Carbonic anhydrase inhibitors: Clashing with Ala65 as a means of designing isozyme-selective inhibitors that show low affinity for the ubiquitous isozyme II

Publication Abstract from PubMed

The sulfamide analogue of the antiepileptic drug topiramate is a 210 times less potent inhibitor of isozyme II of the zinc enzyme carbonic anhydrase (CA, EC 4.2.1.1) compared to topiramate but effectively inhibits isozymes CA VA, VB, VII, XIII, and XIV (KI in the range of 21-35 nM).

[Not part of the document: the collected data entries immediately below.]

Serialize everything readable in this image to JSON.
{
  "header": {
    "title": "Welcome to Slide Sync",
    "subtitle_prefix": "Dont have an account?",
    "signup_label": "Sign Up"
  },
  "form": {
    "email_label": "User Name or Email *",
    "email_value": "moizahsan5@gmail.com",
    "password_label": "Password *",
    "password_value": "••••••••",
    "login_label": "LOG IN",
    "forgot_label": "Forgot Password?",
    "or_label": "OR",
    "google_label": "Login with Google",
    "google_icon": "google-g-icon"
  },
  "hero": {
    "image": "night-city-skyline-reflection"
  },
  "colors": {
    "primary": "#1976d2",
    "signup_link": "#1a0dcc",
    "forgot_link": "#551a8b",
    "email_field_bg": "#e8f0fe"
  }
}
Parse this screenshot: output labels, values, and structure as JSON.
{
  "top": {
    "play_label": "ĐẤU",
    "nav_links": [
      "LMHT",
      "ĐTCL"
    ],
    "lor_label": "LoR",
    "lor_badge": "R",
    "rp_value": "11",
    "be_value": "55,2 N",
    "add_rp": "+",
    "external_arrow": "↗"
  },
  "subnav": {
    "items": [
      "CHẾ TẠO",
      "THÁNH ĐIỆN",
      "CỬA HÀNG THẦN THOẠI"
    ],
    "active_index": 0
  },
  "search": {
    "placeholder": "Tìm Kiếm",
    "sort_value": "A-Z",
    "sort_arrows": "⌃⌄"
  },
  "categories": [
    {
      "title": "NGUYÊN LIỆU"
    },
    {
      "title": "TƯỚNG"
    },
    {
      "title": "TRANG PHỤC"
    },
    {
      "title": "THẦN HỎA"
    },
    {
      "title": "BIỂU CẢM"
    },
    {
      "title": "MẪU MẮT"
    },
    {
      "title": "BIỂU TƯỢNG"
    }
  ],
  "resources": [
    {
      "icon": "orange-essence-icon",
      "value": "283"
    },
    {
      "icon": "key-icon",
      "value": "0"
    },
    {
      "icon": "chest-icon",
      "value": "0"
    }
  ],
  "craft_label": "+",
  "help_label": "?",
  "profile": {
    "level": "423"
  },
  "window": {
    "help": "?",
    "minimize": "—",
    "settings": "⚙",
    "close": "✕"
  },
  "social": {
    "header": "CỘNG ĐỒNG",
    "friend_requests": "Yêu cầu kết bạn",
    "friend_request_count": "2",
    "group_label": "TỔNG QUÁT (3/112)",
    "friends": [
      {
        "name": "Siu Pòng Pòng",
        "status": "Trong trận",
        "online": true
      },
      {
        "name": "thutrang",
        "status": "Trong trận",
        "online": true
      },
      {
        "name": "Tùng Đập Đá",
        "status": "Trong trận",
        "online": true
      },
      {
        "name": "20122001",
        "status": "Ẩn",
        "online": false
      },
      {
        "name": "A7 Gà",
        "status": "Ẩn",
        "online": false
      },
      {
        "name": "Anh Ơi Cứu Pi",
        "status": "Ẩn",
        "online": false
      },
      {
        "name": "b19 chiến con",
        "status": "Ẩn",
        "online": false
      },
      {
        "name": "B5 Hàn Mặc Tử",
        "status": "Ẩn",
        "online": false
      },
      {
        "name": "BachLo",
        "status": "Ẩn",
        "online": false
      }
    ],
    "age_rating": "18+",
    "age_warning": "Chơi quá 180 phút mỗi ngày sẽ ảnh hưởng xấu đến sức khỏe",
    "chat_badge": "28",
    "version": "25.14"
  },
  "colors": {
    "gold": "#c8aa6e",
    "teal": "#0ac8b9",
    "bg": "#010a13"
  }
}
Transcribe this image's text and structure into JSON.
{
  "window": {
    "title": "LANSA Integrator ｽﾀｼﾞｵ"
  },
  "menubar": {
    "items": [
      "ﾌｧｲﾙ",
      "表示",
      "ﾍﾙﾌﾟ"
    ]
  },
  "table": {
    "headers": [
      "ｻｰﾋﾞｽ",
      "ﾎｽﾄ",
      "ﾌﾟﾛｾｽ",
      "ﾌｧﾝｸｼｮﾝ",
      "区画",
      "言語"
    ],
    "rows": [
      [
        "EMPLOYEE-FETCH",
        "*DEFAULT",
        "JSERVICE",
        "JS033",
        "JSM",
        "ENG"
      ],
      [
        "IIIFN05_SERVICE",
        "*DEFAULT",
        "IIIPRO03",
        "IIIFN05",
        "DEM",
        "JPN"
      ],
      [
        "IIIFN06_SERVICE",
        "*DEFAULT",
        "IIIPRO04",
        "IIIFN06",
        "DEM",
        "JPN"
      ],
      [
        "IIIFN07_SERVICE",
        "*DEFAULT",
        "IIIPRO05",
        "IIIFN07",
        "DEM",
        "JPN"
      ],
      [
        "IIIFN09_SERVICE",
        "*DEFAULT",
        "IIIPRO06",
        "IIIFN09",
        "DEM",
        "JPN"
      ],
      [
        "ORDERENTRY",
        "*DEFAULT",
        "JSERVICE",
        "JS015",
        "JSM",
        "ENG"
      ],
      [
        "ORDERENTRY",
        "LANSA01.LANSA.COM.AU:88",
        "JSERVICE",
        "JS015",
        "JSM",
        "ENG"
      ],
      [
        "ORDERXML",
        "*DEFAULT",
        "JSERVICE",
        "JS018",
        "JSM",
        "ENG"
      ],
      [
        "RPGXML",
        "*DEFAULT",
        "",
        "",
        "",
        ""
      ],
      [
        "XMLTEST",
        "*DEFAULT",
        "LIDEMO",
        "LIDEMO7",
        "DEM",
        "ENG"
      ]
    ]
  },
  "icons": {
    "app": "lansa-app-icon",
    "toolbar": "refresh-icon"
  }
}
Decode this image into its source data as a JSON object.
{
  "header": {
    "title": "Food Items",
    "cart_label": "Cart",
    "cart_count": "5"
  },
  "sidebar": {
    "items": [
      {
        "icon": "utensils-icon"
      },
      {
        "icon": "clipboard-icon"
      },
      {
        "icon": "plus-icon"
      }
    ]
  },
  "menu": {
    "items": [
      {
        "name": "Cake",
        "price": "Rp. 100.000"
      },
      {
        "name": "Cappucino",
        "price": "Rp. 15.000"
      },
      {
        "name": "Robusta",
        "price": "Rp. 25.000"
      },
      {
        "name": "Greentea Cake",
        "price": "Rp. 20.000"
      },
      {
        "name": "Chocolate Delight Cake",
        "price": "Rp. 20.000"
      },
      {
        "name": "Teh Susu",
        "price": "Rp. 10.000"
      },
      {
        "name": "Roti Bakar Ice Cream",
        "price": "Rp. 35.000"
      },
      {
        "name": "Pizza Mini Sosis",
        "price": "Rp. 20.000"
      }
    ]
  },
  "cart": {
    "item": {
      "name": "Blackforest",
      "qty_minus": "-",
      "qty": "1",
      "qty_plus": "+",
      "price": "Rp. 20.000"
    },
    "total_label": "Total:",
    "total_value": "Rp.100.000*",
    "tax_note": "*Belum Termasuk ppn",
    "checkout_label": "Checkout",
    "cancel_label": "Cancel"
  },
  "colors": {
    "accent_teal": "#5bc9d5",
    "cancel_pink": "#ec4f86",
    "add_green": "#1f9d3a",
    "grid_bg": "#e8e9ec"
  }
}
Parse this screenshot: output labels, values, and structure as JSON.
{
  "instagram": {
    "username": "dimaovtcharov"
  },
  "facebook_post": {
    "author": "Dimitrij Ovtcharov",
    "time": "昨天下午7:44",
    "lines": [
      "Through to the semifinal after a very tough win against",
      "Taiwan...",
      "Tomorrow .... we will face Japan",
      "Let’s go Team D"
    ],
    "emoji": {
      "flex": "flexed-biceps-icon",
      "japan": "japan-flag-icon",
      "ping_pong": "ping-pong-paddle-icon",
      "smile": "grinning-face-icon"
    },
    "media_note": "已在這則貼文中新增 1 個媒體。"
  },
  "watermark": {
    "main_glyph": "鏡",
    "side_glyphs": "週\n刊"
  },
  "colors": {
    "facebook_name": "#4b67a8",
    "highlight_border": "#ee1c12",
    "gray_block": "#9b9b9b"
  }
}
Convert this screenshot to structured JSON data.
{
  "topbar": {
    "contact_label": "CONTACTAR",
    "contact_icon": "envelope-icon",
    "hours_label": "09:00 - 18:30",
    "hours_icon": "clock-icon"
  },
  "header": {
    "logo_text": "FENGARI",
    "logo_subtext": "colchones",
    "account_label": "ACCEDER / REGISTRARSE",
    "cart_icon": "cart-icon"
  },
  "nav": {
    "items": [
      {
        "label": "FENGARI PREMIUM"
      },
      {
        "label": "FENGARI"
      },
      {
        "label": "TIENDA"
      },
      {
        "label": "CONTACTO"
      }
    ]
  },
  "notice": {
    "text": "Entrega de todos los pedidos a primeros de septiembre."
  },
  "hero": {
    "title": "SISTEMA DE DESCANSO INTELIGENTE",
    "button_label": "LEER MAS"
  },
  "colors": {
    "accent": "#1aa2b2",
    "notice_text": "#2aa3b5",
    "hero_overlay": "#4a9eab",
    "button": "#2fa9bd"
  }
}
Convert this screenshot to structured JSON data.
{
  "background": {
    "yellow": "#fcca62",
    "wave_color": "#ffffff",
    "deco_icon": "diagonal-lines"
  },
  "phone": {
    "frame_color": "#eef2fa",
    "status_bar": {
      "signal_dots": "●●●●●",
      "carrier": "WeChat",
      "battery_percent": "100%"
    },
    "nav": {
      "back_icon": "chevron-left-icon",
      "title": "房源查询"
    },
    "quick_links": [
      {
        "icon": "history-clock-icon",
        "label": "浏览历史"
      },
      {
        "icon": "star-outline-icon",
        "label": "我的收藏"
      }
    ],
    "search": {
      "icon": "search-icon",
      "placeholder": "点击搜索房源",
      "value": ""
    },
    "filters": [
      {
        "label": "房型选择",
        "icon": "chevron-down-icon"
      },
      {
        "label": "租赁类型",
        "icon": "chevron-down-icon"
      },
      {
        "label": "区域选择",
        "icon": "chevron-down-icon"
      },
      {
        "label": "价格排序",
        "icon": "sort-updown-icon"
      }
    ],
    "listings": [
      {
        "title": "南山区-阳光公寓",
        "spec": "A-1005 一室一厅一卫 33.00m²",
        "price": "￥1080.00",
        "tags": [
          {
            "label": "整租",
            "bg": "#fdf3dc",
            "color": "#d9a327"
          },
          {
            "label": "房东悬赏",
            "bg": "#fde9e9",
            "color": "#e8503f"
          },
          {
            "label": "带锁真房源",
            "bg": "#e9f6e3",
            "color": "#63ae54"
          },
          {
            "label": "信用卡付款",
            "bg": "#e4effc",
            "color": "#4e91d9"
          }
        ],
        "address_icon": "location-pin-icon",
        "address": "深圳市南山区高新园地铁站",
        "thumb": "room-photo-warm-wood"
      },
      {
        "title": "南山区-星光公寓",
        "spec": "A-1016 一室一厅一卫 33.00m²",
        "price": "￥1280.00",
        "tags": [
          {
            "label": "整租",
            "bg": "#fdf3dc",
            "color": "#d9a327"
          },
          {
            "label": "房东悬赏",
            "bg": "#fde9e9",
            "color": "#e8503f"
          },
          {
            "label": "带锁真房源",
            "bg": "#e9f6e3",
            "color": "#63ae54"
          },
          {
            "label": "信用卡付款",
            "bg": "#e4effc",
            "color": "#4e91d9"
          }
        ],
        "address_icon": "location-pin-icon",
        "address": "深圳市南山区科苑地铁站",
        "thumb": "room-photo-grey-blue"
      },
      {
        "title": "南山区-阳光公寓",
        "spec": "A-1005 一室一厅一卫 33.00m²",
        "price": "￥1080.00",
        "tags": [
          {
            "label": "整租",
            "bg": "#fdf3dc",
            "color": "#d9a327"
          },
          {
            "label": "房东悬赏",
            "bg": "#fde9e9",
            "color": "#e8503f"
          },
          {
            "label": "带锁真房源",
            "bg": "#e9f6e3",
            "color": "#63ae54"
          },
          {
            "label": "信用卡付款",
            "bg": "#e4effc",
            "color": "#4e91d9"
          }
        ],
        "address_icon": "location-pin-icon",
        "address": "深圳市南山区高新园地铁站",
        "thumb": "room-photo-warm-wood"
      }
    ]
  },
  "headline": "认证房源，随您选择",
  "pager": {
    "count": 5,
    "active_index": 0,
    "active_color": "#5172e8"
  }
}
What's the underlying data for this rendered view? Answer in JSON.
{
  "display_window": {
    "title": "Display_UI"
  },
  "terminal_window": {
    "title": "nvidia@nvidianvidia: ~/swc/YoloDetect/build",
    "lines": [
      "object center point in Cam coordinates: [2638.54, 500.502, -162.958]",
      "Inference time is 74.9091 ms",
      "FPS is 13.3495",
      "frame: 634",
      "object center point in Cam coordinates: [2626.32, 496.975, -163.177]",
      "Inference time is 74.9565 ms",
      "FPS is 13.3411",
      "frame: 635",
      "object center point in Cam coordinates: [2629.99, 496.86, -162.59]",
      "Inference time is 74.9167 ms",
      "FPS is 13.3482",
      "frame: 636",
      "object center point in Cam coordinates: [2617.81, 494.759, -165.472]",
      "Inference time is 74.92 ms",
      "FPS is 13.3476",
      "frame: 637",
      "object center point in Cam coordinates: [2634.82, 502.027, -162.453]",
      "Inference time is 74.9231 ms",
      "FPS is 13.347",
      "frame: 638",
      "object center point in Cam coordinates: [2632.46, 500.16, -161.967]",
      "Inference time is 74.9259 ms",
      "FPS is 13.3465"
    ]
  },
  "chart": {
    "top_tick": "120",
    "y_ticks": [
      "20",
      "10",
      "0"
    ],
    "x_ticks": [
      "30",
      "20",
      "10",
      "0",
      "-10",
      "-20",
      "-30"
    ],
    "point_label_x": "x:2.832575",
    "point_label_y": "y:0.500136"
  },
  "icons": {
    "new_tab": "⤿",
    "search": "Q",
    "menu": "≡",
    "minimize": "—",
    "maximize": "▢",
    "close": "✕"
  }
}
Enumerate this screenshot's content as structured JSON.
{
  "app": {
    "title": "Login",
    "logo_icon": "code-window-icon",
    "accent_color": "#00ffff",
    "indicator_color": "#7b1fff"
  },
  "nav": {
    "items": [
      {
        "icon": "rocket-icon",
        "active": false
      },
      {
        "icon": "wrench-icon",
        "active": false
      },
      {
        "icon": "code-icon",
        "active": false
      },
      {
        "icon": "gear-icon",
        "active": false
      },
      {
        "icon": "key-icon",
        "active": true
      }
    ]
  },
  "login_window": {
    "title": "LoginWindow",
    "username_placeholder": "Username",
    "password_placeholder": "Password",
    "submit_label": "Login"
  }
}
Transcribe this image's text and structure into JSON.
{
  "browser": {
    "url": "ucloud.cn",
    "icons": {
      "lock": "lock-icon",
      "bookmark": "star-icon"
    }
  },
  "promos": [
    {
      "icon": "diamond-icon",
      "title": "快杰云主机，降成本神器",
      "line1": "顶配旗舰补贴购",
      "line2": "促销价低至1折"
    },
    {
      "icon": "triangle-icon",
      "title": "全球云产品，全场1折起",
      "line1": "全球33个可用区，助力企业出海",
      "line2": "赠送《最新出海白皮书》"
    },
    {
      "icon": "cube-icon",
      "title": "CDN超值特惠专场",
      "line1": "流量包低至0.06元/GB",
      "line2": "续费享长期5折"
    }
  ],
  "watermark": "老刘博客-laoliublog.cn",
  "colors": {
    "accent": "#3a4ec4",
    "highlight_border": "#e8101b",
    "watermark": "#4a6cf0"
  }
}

Its weak binding to CA II is due to a clash between one methyl group of the inhibitor and Ala65 and may be exploited for the drug design of compounds with lower affinity for this ubiquitous isozyme, as Ala65 is unique to CA II. As shown by X-ray crystallography, the sulfamide analogue binds to CA II with the deprotonated sulfamide moiety coordinated to Zn(II) and with the organic scaffold making an extended network of hydrogen bonds with Thr199, Gln92, His94, Asn62, and Thr200. Its binding to this isozyme is more similar to that of topiramate and quite different from that of the topiramate cyclic sulfate analogue RWJ-37947.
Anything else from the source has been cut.